Skip to content
Attività

Beyond growth: in search of a new and sustainable development

    • Milan
    • 16 July 2012

          At this national roundtable dedicated to the quest for a sustainable development model, it was noted by way of preface that overcoming the crisis and returning to past growth is the outlook – or imperative, hope or delusion, depending on your point of view – which has dominated public debate, analyses, scenarios and action plans in Western countries in recent years. The recurring motif has been the overused and misleading metaphor of “coming out of the tunnel”, almost as if, once the storm is over, everything could go back to being perfectly serene without any damage or debris to clear up, nor any need to rebuild from scratch whatever has been destroyed. Indeed, the participants felt that the use of this tunnel metaphor, on closer reflection, reveals a widespread misunderstanding regarding the origins, nature and impact of the global crisis, seen initially as simply a brief interlude between one economic cycle and another, then as a persistent yet transitory phenomenon, and only recently as involving a momentous and unprecedented transformation for contemporary generations.

          Hence, the sense that after the crisis nothing will ever be the same again has only relatively recently gained common credence. Recent too – and at any rate belated, including among experts – has been the inception of a high-level debate over a new social and economic model capable of healing the wounds afflicting the Western 20th-century brand of democracy and capitalism. Traditional concepts of growth have thus been brought into question, with new metrics being proposed for measuring the tangible and intangible wealth of nations. Even a spurning of the concept of growth itself has been posited. Yet despite the wide range of stances taken on the subject and the heated debate these often fuel, there would seem to be a prevailing consensus on one point, namely, that development post-crisis needs to be sustainable, particularly in terms of its ability – in the medium-to-long term – to weather the global scenario that emerges if and when the recession comes to an end.

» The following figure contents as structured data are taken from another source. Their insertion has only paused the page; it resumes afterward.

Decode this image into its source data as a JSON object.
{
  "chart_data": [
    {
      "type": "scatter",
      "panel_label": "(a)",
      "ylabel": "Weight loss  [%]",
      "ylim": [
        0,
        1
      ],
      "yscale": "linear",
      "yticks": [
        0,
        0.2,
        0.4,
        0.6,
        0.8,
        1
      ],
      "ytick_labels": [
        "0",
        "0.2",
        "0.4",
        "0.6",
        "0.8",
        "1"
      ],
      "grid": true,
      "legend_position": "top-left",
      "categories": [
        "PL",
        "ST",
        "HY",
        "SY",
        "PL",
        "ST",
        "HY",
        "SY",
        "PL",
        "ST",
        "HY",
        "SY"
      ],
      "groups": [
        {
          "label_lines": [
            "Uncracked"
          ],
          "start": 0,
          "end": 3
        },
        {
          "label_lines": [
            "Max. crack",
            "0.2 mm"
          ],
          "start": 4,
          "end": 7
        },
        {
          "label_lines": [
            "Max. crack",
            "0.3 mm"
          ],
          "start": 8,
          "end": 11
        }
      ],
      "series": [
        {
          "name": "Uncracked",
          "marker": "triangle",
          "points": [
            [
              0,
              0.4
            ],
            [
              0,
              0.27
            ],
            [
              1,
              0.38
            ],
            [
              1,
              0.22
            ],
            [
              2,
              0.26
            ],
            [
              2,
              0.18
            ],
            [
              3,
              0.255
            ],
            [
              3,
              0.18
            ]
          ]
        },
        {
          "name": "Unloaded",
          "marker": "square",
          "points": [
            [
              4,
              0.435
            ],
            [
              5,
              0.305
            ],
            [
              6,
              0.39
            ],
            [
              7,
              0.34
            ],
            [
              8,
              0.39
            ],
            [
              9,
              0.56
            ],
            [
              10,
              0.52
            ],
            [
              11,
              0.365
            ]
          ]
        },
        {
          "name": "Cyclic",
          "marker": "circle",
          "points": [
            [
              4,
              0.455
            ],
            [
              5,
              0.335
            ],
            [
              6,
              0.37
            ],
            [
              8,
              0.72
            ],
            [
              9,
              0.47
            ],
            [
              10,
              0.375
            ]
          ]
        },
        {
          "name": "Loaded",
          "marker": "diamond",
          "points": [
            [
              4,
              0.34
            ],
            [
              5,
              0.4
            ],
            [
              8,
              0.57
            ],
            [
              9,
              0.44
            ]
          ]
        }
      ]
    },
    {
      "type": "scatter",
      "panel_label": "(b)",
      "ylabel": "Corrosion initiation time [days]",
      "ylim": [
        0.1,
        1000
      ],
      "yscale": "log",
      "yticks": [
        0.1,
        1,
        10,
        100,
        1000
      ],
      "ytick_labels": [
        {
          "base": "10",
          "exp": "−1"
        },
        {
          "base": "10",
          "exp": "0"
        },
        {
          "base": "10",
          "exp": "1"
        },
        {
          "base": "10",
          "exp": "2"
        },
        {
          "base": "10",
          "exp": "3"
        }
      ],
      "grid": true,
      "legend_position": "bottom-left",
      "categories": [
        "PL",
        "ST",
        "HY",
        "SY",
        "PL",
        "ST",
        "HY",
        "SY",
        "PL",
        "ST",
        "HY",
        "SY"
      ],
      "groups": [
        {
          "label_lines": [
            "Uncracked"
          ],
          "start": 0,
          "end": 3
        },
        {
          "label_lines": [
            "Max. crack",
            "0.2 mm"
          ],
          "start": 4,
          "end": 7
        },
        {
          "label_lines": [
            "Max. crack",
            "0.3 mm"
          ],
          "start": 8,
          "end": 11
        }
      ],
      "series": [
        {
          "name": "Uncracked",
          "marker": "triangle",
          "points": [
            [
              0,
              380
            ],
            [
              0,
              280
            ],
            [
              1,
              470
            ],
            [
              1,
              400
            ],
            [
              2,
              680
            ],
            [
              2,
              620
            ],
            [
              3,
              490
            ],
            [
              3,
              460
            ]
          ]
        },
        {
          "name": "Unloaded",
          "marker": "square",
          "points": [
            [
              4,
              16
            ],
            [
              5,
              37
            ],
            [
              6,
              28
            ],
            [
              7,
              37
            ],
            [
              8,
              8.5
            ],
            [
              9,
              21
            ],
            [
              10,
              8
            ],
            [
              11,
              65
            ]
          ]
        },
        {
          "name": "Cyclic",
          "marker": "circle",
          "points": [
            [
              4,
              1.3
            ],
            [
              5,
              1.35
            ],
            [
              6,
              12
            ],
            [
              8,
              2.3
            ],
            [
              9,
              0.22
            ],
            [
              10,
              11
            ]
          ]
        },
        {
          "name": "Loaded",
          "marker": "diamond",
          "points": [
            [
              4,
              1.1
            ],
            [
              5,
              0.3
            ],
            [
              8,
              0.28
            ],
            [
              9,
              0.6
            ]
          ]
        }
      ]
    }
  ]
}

          It was suggested that macroeconomic and financial stability, geopolitical order, sound democracy, social cohesion, environmental balance, and equitable distribution of resources are the ingredients that need to go towards making up this new sustainability, which could be graphically represented as an equilateral triangle, with each side standing for the economy, society and the environment respectively. Positioned in the middle of the triangle would be, naturally, populations, people, or human capital, whilst at the top, by definition, would be the decision makers and leaders, who must inevitably be capable of learning from past errors, whilst maintaining a steady and constant proportion between the three abovementioned elements as a function of the public interest in a system that is hopefully more durable and sturdy than all those that have gone before.

          It was stressed, however, that although this is clearly a very basic representation, it could – now more than ever – prove effective in demonstrating the requisite features of the new paradigm of sustainable development that is increasingly more widely being pointed to as the model to work towards, especially in a Europe that has been so sorely tested by a crisis that has more to do with politics and perspectives than economics and financial stability. This paradigm is only similar in form to those of the same name on the basis of which statements of intent have been formulated for decades, starting with international summits on the environment and climate change. It is a paradigm geared first and foremost to promoting human capital to the fullest, intelligent exploitation of available resources, and receptiveness to innovation, as well as being underpinned by a prudent planning of the strategies to be put in place to reform economic and social processes. All this is consistent with the etymological origins of the notion of development – développement, desarollo – which evokes an evolving process, an “unfolding” of untapped social potential, taking on much more meaningful qualitative connotations than the mere quantitative associations of growth.

          In conclusion, the participants expressed the view that for a country like Italy, which has been stalled for over a decade in terms of national wealth production and has always struggled to promote its human, social, material and cultural capital, it is essential to forge a new mission for the nation based precisely on this parallel between growth and sustainable development, as part of the hoped-for resolution of the European crisis – a mission that finally has the public interest and a painstakingly-built future at heart, notwithstanding any temptation to maintain the status quo and to resist the by-now unstoppable wind of change.